Take some time to go a wandering

G. Sam Piatt

PDT Sports Contributor

THERE’S no better recreation than to become a vagabond. Just pull on your boots, grab a walking stick, and hit the trail.

Richard Hovey knew the joy of hiking when he penned the following lines in his poem, “The wanderer.”

“Whose farthest footstep never strayed

Beyond the village of his birth

Is but a lodger for the night

In this old wayside inn of earth.

Tomorrow he shall take his pack

And set out for the ways beyond;

On the old trail from star to star,

An alien and a vagabond.”

As the pesky insects of summer disappear and autumn leaves begin to fall, there’s no better outdoor recreation that to don a backpack and hit the trail as a vagabond.

Several state parks and state and national forests in this area offer miles of hiking trails, both for a day trip and an overnighter. The wilderness still beckons us, despite the inroads made by the advancing tides of urbanization.

You won’t be alone on a wilderness trail, or at least it will seem that you’re not. Just ahead, you can almost hear the pad of the moccasins of warriors who used these trails to get from village to village.

Even if you’re only out for a sort jaunt of a couple of miles or so, the sights, signs and smells of the forest can return you to the work-a-day-world with renewed vigor.

One short hike that’s enjoyable involves taking the paved road that climbs the steep Kentucky hill from U.S. 23 near Grant Bridge. You go over the hill and turn right at the first right to climb to the top of the hill where the radio towers are located. From there, you follow a trail that dips down and then back up to the great rock cliff overlooking the city of Portsmouth and the Scioto River Valley.

Shoes are the most important items on a backpacker’s list of equipment. You won’t get far with blisters and pinched toes, or aching arches. Choose a pair of hiking boots that are lightweight and sturdy, and wear them over wool socks.

The next most important item is the backpack or packsack.
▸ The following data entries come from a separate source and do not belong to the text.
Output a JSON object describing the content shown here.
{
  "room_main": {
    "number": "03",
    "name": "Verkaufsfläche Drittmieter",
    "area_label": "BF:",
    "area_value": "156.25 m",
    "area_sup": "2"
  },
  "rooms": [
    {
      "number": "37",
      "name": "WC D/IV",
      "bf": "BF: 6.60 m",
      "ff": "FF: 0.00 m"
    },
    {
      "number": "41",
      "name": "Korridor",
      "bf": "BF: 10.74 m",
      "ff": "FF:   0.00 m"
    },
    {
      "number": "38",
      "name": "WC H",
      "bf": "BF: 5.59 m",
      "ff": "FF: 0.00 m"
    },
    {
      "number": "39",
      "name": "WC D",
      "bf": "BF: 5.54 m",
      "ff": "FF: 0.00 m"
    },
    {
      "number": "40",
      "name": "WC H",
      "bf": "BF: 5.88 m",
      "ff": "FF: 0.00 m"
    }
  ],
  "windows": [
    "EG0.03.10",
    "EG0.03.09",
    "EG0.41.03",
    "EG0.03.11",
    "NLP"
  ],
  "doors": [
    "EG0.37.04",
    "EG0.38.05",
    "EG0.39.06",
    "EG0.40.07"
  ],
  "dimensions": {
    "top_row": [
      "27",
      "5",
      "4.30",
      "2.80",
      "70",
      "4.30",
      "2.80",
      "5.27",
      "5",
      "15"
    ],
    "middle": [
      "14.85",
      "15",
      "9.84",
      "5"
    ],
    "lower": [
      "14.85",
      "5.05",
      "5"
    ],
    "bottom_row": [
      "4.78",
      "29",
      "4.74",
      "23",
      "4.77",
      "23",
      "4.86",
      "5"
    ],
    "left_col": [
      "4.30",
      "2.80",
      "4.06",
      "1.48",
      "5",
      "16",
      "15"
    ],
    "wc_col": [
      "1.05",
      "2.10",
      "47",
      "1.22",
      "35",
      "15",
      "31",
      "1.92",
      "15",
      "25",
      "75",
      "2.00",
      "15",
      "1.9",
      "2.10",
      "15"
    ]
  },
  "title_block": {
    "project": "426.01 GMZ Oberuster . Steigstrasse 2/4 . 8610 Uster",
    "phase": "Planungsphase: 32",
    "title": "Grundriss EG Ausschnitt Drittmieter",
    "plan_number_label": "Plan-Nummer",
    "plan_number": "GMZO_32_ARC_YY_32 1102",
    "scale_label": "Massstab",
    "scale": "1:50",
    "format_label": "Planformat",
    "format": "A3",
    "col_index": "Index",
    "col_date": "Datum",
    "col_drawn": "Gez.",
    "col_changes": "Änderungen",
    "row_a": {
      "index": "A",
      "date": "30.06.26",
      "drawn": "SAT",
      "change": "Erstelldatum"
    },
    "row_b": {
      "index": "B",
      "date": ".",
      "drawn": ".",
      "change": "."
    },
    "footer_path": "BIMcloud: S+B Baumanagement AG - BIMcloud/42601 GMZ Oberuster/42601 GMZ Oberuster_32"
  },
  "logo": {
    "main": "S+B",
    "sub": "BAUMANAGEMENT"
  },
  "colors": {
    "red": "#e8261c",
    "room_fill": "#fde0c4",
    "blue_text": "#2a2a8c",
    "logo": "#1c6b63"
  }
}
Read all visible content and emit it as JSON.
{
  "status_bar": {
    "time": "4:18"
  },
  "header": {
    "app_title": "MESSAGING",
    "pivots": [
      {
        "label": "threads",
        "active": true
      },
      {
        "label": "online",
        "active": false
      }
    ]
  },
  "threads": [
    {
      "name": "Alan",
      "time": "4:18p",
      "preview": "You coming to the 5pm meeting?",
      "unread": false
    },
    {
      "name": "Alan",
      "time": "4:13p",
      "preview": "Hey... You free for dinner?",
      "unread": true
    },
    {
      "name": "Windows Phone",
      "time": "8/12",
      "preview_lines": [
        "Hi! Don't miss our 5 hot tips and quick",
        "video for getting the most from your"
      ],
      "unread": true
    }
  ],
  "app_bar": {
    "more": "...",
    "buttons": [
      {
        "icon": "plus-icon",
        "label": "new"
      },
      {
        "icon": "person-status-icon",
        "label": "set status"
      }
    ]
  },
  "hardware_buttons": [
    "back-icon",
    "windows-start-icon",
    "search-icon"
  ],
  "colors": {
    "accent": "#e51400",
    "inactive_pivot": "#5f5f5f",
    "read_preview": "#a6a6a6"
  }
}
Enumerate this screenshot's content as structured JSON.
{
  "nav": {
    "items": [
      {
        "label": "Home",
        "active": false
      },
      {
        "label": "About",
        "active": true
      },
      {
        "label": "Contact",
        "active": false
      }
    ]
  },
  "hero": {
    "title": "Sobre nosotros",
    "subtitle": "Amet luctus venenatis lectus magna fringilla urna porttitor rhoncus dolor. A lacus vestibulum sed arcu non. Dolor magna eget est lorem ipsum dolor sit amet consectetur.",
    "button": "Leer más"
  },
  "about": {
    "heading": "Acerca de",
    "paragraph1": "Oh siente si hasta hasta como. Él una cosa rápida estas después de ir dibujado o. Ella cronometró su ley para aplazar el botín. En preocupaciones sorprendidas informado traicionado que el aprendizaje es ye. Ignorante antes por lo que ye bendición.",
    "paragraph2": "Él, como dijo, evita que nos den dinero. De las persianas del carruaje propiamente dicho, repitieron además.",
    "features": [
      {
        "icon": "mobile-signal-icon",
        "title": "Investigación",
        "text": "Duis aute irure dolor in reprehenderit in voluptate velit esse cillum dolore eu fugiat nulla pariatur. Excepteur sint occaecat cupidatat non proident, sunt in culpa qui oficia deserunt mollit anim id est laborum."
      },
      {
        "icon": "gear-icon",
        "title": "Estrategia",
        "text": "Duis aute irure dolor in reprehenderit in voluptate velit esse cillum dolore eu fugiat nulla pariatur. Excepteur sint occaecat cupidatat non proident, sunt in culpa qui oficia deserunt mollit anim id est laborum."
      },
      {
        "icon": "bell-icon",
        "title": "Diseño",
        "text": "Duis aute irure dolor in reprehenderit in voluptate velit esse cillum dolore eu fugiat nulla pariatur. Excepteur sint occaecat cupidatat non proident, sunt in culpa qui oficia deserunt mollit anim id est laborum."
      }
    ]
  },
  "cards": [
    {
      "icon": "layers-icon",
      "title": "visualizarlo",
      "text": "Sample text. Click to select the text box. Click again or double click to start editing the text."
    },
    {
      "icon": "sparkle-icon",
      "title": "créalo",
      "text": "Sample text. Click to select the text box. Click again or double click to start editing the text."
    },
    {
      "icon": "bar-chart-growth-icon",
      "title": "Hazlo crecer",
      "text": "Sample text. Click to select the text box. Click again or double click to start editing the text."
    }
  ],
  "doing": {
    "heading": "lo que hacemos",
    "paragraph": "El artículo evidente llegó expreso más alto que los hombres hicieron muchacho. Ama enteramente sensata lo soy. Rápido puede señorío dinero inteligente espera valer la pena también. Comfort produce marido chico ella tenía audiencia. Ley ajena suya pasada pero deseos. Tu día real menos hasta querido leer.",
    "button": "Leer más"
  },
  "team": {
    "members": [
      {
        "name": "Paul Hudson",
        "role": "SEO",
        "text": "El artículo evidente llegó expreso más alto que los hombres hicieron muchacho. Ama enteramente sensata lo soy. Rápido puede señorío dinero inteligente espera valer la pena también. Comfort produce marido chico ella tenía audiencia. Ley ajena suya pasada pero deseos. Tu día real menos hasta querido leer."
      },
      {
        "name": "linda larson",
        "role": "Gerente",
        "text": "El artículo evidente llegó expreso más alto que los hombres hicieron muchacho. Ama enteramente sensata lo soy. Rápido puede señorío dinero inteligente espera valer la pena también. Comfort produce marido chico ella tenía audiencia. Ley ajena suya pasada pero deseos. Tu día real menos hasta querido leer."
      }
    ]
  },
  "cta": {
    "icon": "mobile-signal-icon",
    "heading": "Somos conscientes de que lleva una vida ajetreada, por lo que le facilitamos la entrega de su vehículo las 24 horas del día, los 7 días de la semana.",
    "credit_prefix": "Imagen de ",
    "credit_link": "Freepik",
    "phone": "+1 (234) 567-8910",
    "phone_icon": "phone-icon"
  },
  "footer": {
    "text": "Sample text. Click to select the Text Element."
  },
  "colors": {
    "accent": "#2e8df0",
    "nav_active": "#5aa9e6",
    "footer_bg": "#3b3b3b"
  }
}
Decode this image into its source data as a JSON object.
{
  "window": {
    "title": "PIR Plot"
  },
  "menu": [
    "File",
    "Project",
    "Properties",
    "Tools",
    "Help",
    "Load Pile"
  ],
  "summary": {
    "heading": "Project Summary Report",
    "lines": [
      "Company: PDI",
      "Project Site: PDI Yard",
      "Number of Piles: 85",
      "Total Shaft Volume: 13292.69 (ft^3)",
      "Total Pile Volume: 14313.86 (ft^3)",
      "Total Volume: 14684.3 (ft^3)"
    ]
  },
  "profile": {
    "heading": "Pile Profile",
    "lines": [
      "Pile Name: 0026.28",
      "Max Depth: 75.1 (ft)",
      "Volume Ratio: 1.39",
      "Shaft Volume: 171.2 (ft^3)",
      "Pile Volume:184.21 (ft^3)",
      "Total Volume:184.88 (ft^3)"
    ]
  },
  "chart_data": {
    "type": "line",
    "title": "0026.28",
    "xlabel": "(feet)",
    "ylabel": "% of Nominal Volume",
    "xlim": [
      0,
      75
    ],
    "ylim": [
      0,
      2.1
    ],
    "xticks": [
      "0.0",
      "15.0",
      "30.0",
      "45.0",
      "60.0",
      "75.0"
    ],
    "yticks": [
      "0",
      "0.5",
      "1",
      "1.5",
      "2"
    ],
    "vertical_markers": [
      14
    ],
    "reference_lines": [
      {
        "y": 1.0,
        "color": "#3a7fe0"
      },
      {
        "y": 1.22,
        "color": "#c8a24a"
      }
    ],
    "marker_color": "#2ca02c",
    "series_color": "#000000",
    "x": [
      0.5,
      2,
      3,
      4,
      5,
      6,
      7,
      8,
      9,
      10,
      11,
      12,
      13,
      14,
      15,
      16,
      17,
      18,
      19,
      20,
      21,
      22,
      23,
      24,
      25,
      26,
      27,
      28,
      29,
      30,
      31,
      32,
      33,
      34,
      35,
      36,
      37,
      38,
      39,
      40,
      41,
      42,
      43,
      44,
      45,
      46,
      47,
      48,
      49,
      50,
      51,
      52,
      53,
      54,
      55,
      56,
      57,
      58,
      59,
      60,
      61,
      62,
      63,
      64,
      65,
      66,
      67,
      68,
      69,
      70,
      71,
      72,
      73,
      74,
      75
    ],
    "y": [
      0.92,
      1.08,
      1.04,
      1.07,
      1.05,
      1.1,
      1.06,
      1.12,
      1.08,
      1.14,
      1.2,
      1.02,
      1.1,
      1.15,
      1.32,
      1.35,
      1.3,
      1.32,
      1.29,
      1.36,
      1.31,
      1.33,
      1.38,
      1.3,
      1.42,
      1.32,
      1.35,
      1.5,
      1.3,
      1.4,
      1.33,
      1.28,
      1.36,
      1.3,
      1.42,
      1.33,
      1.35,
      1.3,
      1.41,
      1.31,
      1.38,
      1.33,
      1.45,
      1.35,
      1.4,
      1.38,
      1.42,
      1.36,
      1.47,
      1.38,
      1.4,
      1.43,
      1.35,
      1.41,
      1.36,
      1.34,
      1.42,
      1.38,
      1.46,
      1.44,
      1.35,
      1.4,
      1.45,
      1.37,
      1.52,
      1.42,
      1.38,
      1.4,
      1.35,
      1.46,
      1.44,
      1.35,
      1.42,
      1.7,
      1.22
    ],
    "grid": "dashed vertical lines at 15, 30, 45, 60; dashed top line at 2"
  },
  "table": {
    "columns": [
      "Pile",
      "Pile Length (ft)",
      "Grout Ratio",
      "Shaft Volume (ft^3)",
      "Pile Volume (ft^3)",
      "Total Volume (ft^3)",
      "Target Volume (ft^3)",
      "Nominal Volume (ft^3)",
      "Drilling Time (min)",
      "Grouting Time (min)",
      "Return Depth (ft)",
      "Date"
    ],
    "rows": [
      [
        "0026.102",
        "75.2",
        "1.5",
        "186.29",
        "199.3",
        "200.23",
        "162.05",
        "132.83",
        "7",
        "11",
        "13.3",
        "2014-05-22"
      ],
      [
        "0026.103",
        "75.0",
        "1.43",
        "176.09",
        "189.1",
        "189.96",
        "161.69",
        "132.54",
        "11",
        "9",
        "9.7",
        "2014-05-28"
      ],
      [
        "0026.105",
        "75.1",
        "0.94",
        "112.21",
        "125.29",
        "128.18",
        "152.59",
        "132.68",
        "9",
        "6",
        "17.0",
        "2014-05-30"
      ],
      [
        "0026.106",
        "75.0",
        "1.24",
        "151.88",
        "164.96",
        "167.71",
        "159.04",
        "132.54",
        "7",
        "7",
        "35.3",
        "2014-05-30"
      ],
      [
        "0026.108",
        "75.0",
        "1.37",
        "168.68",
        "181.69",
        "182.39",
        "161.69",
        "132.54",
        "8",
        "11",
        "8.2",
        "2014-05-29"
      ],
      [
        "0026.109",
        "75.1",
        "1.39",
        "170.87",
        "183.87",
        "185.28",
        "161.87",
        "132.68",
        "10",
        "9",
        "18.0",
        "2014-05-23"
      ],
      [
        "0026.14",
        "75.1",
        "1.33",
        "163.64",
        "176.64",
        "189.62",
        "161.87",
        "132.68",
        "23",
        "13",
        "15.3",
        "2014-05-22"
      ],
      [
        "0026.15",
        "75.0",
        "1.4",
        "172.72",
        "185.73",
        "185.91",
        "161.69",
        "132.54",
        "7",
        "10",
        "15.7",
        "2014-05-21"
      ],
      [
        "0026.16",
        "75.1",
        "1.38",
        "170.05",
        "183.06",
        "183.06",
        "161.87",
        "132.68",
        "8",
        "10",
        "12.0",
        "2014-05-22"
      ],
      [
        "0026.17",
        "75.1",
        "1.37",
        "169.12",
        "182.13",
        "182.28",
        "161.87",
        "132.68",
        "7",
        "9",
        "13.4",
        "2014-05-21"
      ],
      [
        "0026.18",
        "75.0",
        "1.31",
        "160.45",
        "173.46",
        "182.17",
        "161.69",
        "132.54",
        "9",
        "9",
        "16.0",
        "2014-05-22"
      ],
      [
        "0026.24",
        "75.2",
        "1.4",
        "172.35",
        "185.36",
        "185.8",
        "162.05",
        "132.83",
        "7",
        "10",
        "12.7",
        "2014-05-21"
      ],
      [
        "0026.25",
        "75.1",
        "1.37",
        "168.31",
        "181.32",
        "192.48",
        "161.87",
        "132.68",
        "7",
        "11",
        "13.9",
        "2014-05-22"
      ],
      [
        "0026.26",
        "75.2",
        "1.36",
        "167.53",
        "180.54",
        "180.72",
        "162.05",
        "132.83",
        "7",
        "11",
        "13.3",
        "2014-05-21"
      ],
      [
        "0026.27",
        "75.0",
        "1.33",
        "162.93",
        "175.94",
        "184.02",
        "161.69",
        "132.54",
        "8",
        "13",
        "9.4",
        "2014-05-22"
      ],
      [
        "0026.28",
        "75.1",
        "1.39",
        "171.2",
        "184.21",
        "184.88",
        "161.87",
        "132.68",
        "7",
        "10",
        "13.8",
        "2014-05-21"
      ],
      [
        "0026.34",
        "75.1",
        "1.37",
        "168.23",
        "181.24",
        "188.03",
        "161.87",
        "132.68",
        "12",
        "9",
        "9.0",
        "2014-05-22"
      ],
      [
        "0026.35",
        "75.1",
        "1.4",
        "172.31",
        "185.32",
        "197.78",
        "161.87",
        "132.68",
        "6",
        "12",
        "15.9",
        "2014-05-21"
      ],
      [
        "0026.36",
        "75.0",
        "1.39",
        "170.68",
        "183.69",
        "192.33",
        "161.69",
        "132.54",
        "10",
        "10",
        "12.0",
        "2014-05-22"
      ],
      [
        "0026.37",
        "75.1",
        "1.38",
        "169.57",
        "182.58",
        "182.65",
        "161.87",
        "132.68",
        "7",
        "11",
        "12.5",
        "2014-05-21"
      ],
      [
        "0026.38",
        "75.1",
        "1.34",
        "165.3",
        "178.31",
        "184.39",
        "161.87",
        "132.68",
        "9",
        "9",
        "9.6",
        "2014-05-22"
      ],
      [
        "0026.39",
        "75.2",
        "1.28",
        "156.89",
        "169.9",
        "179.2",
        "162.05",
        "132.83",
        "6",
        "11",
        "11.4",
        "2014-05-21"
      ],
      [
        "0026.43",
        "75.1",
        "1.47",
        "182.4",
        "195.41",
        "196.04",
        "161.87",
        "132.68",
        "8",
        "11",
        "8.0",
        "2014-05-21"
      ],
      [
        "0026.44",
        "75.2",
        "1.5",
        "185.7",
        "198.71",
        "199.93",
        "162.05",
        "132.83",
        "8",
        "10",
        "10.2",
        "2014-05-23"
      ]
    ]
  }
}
They should be made of nylon and shoulder straps padded with foam rubber or felt. A good quality one will have seven to 10 stitches per inch.

Public libraries hold hundreds of books detailing selection of the proper gear, as well as information on where to go.


As we slid the boat into the water at the Burke’s Point ramp above Wheelersburg, it looked like someone had spilled green paint into the river. It had accumulated against the upstream side of the concrete boarding dock jutting out into the river from the launch ramp. A dead fish, about a 2-pounder, floated in the greenish water, but I believe its death was incidental, not caused by the blue-green algae so prominent in the Ohio River during these late summer days.

In fact, the fish caught on this little fishing excursion this past Wednesday by me and Vinson Euton looked very healthy indeed.

The algae was present in the water throughout the tail waters of the Greenup Dam. It was in the water that came out of the lock in the trail left by a towboat that locked through downstream. I’ve had reports of the algae’s presence all the way down to the Shawnee Marina, seven miles below Portsmouth. The river is very low, almost as low as it gets, and the current is almost nonexistent.

Blue-green algae are microscopic organisms can reproduce very rapidly in undisturbed surface water that is warm and shallow. It can pose a health risk to people and animals if they’re exposed to it in large enough quantities.

It hasn’t been seen in the river in such high levels, but health officials warn against swimming or wading in waters where it’s present.

I had to wade in the green water at the dock at the end of the fishing trip in order to hook the boat to the tie cable and crank it up onto the trailer. On returning home, I sprayed my legs from the knees down and my feet and wading shoes with the garden hose and immediately climbed in the shower.

For the fishing part of the trip, John Vinson and I had two plans of attack: (A) To troll off the riprap on the Ohio side downstream from the fishing pier below the power plant and (B) fish live crawlers straight down from the boat around the bullnose, the end of the outside lock wall on the Kentucky side.

Plan A started out great. John Vinson quickly caught two healthy-looking hybrids, each just over a foot long. I tried a ThinFin Hot-N-Tot and a Rebel, but the fish turned their noses up at my offerings.

Then John Vinson snagged up on the bottom. Before I could reverse the engine, his line broke. We neither one had another lure to match the one he lost. Nothing else we tried worked.

Plan B produced not a strike in the 17-foot deep, 79.3-degree water. A towboat coming upstream to lock through chased us away sooner than we planned.

Kentucky fisheries personnel say toxins from algae can accumulate in the guts of fish and occasionally in the filets. How high of a concentration of toxins in fish depends on the severity of the algae accumulation in the area where the fish are caught.

They say fish that are caught in areas where major “blooms” occur may be safe to eat, as long as the entrails of the fish are discarded. However, there is some uncertainty about the levels of algal toxins that can accumulate in filets, so anglers may want to wait a week or two after algal blooms have diminished before eating fish from waters where a bloom is occurring.

Children may be more susceptible to the effects of algal toxins due to lower body weight. Children tend to have more sensitive skin than adults, so a skin rash or reaction is more likely.